On July 17, 1955, Disneyland opened to the public in Anaheim, Calif. – and one of the featured displays in Tomorrowland was the Kaiser Aluminum Hall of Fame. The display ran until July, 1960.
Interestingly, one of the theme parks that inspired Disneyland was Children’s Fairyland, which had opened five years earlier on the shores of Oakland’s Lake Merritt near the headquarters of Kaiser Industries – just across the lake from the current Kaiser Permanente’s national headquarters at 1 Kaiser Plaza.Kaiser Permanente historian emeritus Tom Debley described the Kaiser Aluminum Hall of Fame:
A giant aluminum sphere sat in the center of the exhibit, onto which was projected a knight who would bemoan the fact that his armor was not made of aluminum. The knight would fade away and be replaced with a firefighter and then a spaceman. On the outside walls of the exhibit were smaller displays extolling the benefits of the “miracle substance” called aluminum. After you signed your name in the registration book, with an aluminum pen, you got to meet the Kaiser Aluminum mascot pig, KAP (“Kaiser Aluminum Pig”). KAP was 3 feet tall, wore aluminum overalls, and carried a wrench. According to lore, he was the first non-Disney character at Disneyland.Disneyland Park would serve as a venue for many Kaiser Industries and Kaiser Permanente events. Beginning in 1967 and onward for several years, Kaiser Permanente hosted “family fun parties” at Disneyland.
A 2006 Kaiser Permanente media release enthused that “Disneyland Resort Welcomes Kaiser Permanente as Presenting Sponsor for the Inaugural Disneyland Half Marathon Weekend,” which included more than 8,000 runners.
“The Disneyland Half Marathon is the perfect setting for our message about the importance of good health,” said Ed Ellison, MD, Medical Director for Kaiser Permanente in Orange County [Dr. Ellison is currently Executive Medical Director and Chairman of the Board of the Southern California Permanente Medical Group]. “This will be a beautiful weekend event filled with fun and physical activity for the participants and spectators alike. We hope that everyone involved will be inspired to live well and thrive.”

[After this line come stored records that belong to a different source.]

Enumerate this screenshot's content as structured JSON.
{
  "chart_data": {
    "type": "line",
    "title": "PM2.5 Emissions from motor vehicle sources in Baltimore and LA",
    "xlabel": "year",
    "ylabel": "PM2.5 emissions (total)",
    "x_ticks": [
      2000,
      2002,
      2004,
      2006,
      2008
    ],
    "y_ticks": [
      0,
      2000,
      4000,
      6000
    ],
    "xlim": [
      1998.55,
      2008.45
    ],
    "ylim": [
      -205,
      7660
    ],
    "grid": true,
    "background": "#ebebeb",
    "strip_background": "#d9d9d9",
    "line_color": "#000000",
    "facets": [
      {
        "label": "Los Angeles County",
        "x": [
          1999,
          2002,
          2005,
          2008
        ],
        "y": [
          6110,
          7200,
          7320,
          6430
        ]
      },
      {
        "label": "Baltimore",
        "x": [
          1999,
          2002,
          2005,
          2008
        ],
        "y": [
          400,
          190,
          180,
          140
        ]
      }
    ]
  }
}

As far as Kaiser Permanente’s presence at Disneyland is concerned, undoubtedly the biggest moment was at the “Innoventions” pavilion that was installed when Tomorrowland was redesigned in 1998. Kaiser Permanente was featured in a huge interactive educational display about health and health care. A story in KP Perspectives, the internal news medium in videocassette format, explained how it all came to be. These quotes from that video told our story:
“We were approached by Disney. They were going to redesign Tomorrowland, and the centerpiece of Tomorrowland was going to be the Innoventions exhibit.” -Kathy Swenson, senior VP, Communications, Marketing & Sales.
“They needed a health care organization that met their standards, and Kaiser Permanente came to mind.” -Kenneth E. Bell, MD, medical director, Kaiser Permanente, Orange County.
“I saw it as a terrific opportunity for us to partner with a wonderful organization that knows how to bring critical messages to the American public.” -David Lawrence, MD, chairman and CEO, Kaiser Foundation Health Plan and Hospitals.
“It was important to us that the people pictured in these exhibits were real Kaiser Permanente staff and real Permanente physicians. We are not in the fantasy business, what we do is very real.”
-Sharon Levine, MD, associate executive director, The Permanente Medical Group [currently director and senior advisor, The Permanente Medical Group].
Kaiser and Disney – spreading fun and health since World War II.